発表会は続く〜個人レッスンの発表会

よく晴れた日曜日、JR某駅前の公会堂で開催された発表会で弾いてきた。 個人レッスンでお世話になっているA先生のお父様の教室が主催したイベント。12時半から20時まで、途中20分の休憩があっただけというハードなスケジュールだった。

12時半から16時までが子供の部。17人の子供が出ていた。この発表会は子供が主役で、大人の部は付録みたいなもの。余った時間を使って、レイトスターターの人たち15人ほどが16時から20時まで、舞台で弾くことになっていた。

会場の小ホールは定員600人弱。客席には70名ほどの聴衆がいた(たぶん、ほとんど全員がお教室の生徒の親御さん関係)。ビデオカメラやら、デジカメを載せた三脚が客席の中央あたりに林立状態だった。

舞台に出ていた子供の年齢は3歳から20歳まで。全員、暗譜で弾いていた(大人の部では全員が楽譜を見ながら弾いたので対照的)。

一番年長の20歳の男子は2歳からチェロをやっているそうで、ポッパーのハンガリー狂詩曲などを達者に弾きこなしていた。ハイドンハ長調の協奏曲(1楽章)を暗譜で弾いた中学生ぐらいの男子も上手だった。

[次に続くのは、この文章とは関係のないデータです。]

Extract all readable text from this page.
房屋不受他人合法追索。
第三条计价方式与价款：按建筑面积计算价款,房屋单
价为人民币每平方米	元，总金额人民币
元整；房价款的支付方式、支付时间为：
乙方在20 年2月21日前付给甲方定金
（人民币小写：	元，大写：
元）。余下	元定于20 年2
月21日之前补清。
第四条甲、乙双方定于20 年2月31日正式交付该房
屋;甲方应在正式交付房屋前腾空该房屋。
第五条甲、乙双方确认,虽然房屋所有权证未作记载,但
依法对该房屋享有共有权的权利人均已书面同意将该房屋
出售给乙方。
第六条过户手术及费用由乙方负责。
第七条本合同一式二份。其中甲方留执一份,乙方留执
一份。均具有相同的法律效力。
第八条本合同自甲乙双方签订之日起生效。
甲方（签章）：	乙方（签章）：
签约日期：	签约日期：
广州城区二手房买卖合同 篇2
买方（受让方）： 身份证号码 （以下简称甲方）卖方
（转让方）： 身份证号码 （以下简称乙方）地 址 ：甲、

とりわけ面白かったのは3歳から5歳ぐらいの児童たちの演奏。どの子も七五三の晴れ着みたいな格好で登場し、あどけない顔でスズキ教本の1巻、2巻あたりを弾いていた。子供用の分数楽器を使っていたので音色はイマイチだったが、リズムと音程は、後で聞いたレイトの大人たちよりも精度が高かった。

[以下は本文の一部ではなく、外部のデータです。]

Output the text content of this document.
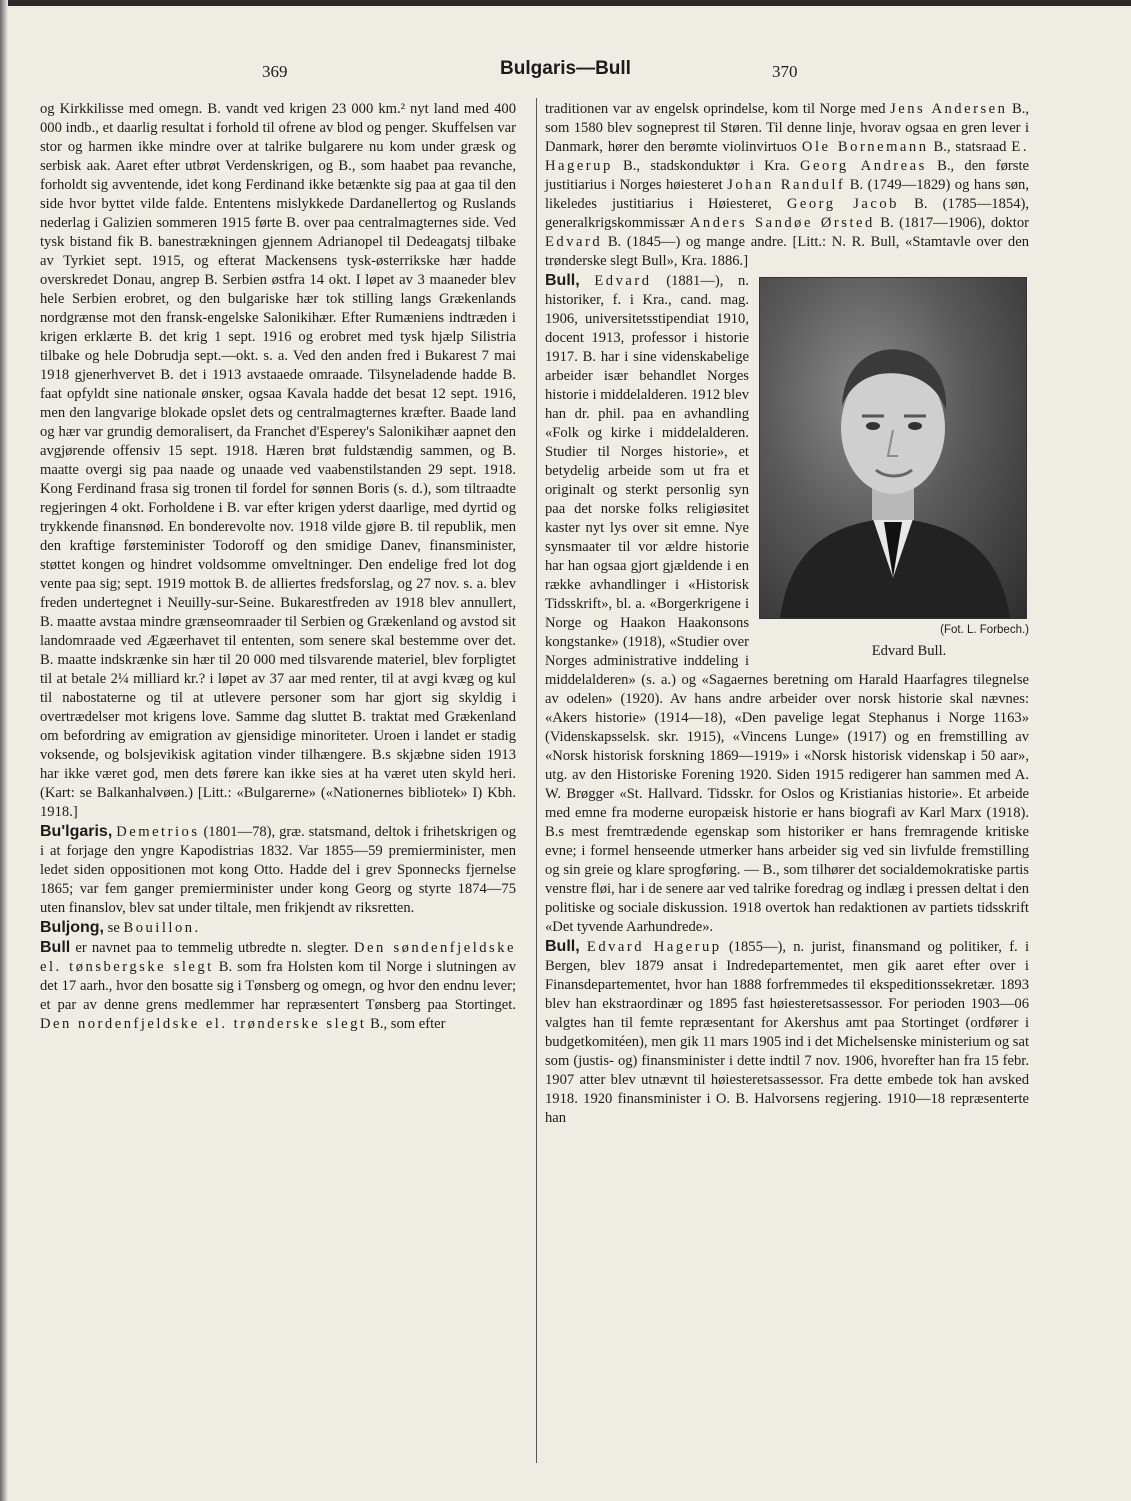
369	Bulgaris—Bull	370

og Kirkkilisse med omegn. B. vandt ved krigen 23 000 km.² nyt land med 400 000 indb., et daarlig resultat i forhold til ofrene av blod og penger. Skuffelsen var stor og harmen ikke mindre over at talrike bulgarere nu kom under græsk og serbisk aak. Aaret efter utbrøt Verdenskrigen, og B., som haabet paa revanche, forholdt sig avventende, idet kong Ferdinand ikke betænkte sig paa at gaa til den side hvor byttet vilde falde. Ententens mislykkede Dardanellertog og Ruslands nederlag i Galizien sommeren 1915 førte B. over paa centralmagternes side. Ved tysk bistand fik B. banestrækningen gjennem Adrianopel til Dedeagatsj tilbake av Tyrkiet sept. 1915, og efterat Mackensens tysk-østerrikske hær hadde overskredet Donau, angrep B. Serbien østfra 14 okt. I løpet av 3 maaneder blev hele Serbien erobret, og den bulgariske hær tok stilling langs Grækenlands nordgrænse mot den fransk-engelske Salonikihær. Efter Rumæniens indtræden i krigen erklærte B. det krig 1 sept. 1916 og erobret med tysk hjælp Silistria tilbake og hele Dobrudja sept.—okt. s. a. Ved den anden fred i Bukarest 7 mai 1918 gjenerhvervet B. det i 1913 avstaaede omraade. Tilsyneladende hadde B. faat opfyldt sine nationale ønsker, ogsaa Kavala hadde det besat 12 sept. 1916, men den langvarige blokade opslet dets og centralmagternes kræfter. Baade land og hær var grundig demoralisert, da Franchet d'Esperey's Salonikihær aapnet den avgjørende offensiv 15 sept. 1918. Hæren brøt fuldstændig sammen, og B. maatte overgi sig paa naade og unaade ved vaabenstilstanden 29 sept. 1918. Kong Ferdinand frasa sig tronen til fordel for sønnen Boris (s. d.), som tiltraadte regjeringen 4 okt. Forholdene i B. var efter krigen yderst daarlige, med dyrtid og trykkende finansnød. En bonderevolte nov. 1918 vilde gjøre B. til republik, men den kraftige førsteminister Todoroff og den smidige Danev, finansminister, støttet kongen og hindret voldsomme omveltninger. Den endelige fred lot dog vente paa sig; sept. 1919 mottok B. de alliertes fredsforslag, og 27 nov. s. a. blev freden undertegnet i Neuilly-sur-Seine. Bukarestfreden av 1918 blev annullert, B. maatte avstaa mindre grænseomraader til Serbien og Grækenland og avstod sit landomraade ved Ægæerhavet til ententen, som senere skal bestemme over det. B. maatte indskrænke sin hær til 20 000 med tilsvarende materiel, blev forpligtet til at betale 2¼ milliard kr.? i løpet av 37 aar med renter, til at avgi kvæg og kul til nabostaterne og til at utlevere personer som har gjort sig skyldig i overtrædelser mot krigens love. Samme dag sluttet B. traktat med Grækenland om befordring av emigration av gjensidige minoriteter. Uroen i landet er stadig voksende, og bolsjevikisk agitation vinder tilhængere. B.s skjæbne siden 1913 har ikke været god, men dets førere kan ikke sies at ha været uten skyld heri. (Kart: se Balkanhalvøen.) [Litt.: «Bulgarerne» («Nationernes bibliotek» I) Kbh. 1918.]

Bu'lgaris, Demetrios (1801—78), græ. statsmand, deltok i frihetskrigen og i at forjage den yngre Kapodistrias 1832. Var 1855—59 premierminister, men ledet siden oppositionen mot kong Otto. Hadde del i grev Sponnecks fjernelse 1865; var fem ganger premierminister under kong Georg og styrte 1874—75 uten finanslov, blev sat under tiltale, men frikjendt av riksretten.

Buljong, se Bouillon.

Bull er navnet paa to temmelig utbredte n. slegter. Den søndenfjeldske el. tønsbergske slegt B. som fra Holsten kom til Norge i slutningen av det 17 aarh., hvor den bosatte sig i Tønsberg og omegn, og hvor den endnu lever; et par av denne grens medlemmer har repræsentert Tønsberg paa Stortinget. Den nordenfjeldske el. trønderske slegt B., som efter

traditionen var av engelsk oprindelse, kom til Norge med Jens Andersen B., som 1580 blev sogneprest til Støren. Til denne linje, hvorav ogsaa en gren lever i Danmark, hører den berømte violinvirtuos Ole Bornemann B., statsraad E. Hagerup B., stadskonduktør i Kra. Georg Andreas B., den første justitiarius i Norges høiesteret Johan Randulf B. (1749—1829) og hans søn, likeledes justitiarius i Høiesteret, Georg Jacob B. (1785—1854), generalkrigskommissær Anders Sandøe Ørsted B. (1817—1906), doktor Edvard B. (1845—) og mange andre. [Litt.: N. R. Bull, «Stamtavle over den trønderske slegt Bull», Kra. 1886.]

(Fot. L. Forbech.)
Edvard Bull.
Bull, Edvard (1881—), n. historiker, f. i Kra., cand. mag. 1906, universitetsstipendiat 1910, docent 1913, professor i historie 1917. B. har i sine videnskabelige arbeider især behandlet Norges historie i middelalderen. 1912 blev han dr. phil. paa en avhandling «Folk og kirke i middelalderen. Studier til Norges historie», et betydelig arbeide som ut fra et originalt og sterkt personlig syn paa det norske folks religiøsitet kaster nyt lys over sit emne. Nye synsmaater til vor ældre historie har han ogsaa gjort gjældende i en række avhandlinger i «Historisk Tidsskrift», bl. a. «Borgerkrigene i Norge og Haakon Haakonsons kongstanke» (1918), «Studier over Norges administrative inddeling i middelalderen» (s. a.) og «Sagaernes beretning om Harald Haarfagres tilegnelse av odelen» (1920). Av hans andre arbeider over norsk historie skal nævnes: «Akers historie» (1914—18), «Den pavelige legat Stephanus i Norge 1163» (Videnskapsselsk. skr. 1915), «Vincens Lunge» (1917) og en fremstilling av «Norsk historisk forskning 1869—1919» i «Norsk historisk videnskap i 50 aar», utg. av den Historiske Forening 1920. Siden 1915 redigerer han sammen med A. W. Brøgger «St. Hallvard. Tidsskr. for Oslos og Kristianias historie». Et arbeide med emne fra moderne europæisk historie er hans biografi av Karl Marx (1918). B.s mest fremtrædende egenskap som historiker er hans fremragende kritiske evne; i formel henseende utmerker hans arbeider sig ved sin livfulde fremstilling og sin greie og klare sprogføring. — B., som tilhører det socialdemokratiske partis venstre fløi, har i de senere aar ved talrike foredrag og indlæg i pressen deltat i den politiske og sociale diskussion. 1918 overtok han redaktionen av partiets tidsskrift «Det tyvende Aarhundrede».

Bull, Edvard Hagerup (1855—), n. jurist, finansmand og politiker, f. i Bergen, blev 1879 ansat i Indredepartementet, men gik aaret efter over i Finansdepartementet, hvor han 1888 forfremmedes til ekspeditionssekretær. 1893 blev han ekstraordinær og 1895 fast høiesteretsassessor. For perioden 1903—06 valgtes han til femte repræsentant for Akershus amt paa Stortinget (ordfører i budgetkomitéen), men gik 11 mars 1905 ind i det Michelsenske ministerium og sat som (justis- og) finansminister i dette indtil 7 nov. 1906, hvorefter han fra 15 febr. 1907 atter blev utnævnt til høiesteretsassessor. Fra dette embede tok han avsked 1918. 1920 finansminister i O. B. Halvorsens regjering. 1910—18 repræsenterte han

出演者の中で最年少は3歳の女の子。小さなチェロを持って、トコトコとステージに出てきたおちびちゃんが、ちゃんとお辞儀をしてから「きらきら星変奏曲」を弾き始めた。出だしは好調で音程も正しくて感心した。だが、変奏曲が進むうちに、ご当人はどこを弾いているのか分からなくなり(いわゆる落ちるというやつ)、演奏はストップ。ピアノ伴奏の先生がいろいろときっかけを出してくださっていたが無反応。どうなるのかと客席で聞いている側も固唾を呑んで見守った。30秒だったか、それとも1分ぐらいだったか、しばらく沈黙が続いた後、何とか曲を思い出したようで、最後はそれなりに弾いて終わった。暗譜で弾かされているので、途中で頭が真っ白状態になったのだろう。自己責任でけじめをつける厳しさを、あの年齢から学んでいるのだろうか。演奏後は、けろっとした顔で、ちゃんとご挨拶をしてから袖に戻っていった。

続いて登場した4歳ぐらいの男の子は表情が豊かで、曲の簡単な部分ではうれしそうな笑い顔。難しい部分ではしかめっ面と非常に分かりやすい。客席の最前列にお友達が駆け寄ってきたら、演奏しながら満面のニコニコ状態。暗譜で弾いているので、客席の様子を観察しながらのパフォーマンスを披露していた。この年代の子供がチェロを弾く姿は、ほんとにかわいかった(10歳ぐらいの子になると、ちょっとすました顔で弾くようになる)。

ソロ演奏は各自2回ほどの出番があり、全部で29演目と長丁場だった。その後、子供だけのチェロアンサンブルをやった。3歳から中学生ぐらいまでがずらりと並んで、教本の1巻、2巻、3巻のメドレーを弾いた。皆さん、見事にそろっていたので唖然としてしまった。スズキメソードの教室の発表会では、こういう光景がお決まりのパターンらしい。ソロを弾く際には、舞台の袖でおとなしく出番を待っていられず、はしゃぐので付き添いのお姉さんたちを困らせていたちびっ子が、合奏になると、ぴたりと息を合わせてくる。たいしたものである。

3時間の発表会が終わってから、ピアノの先生とチェロの先生への花束贈呈があり、記念撮影をやって、子供より親が盛り上がる年に1度のイベントは無事終了したのだった。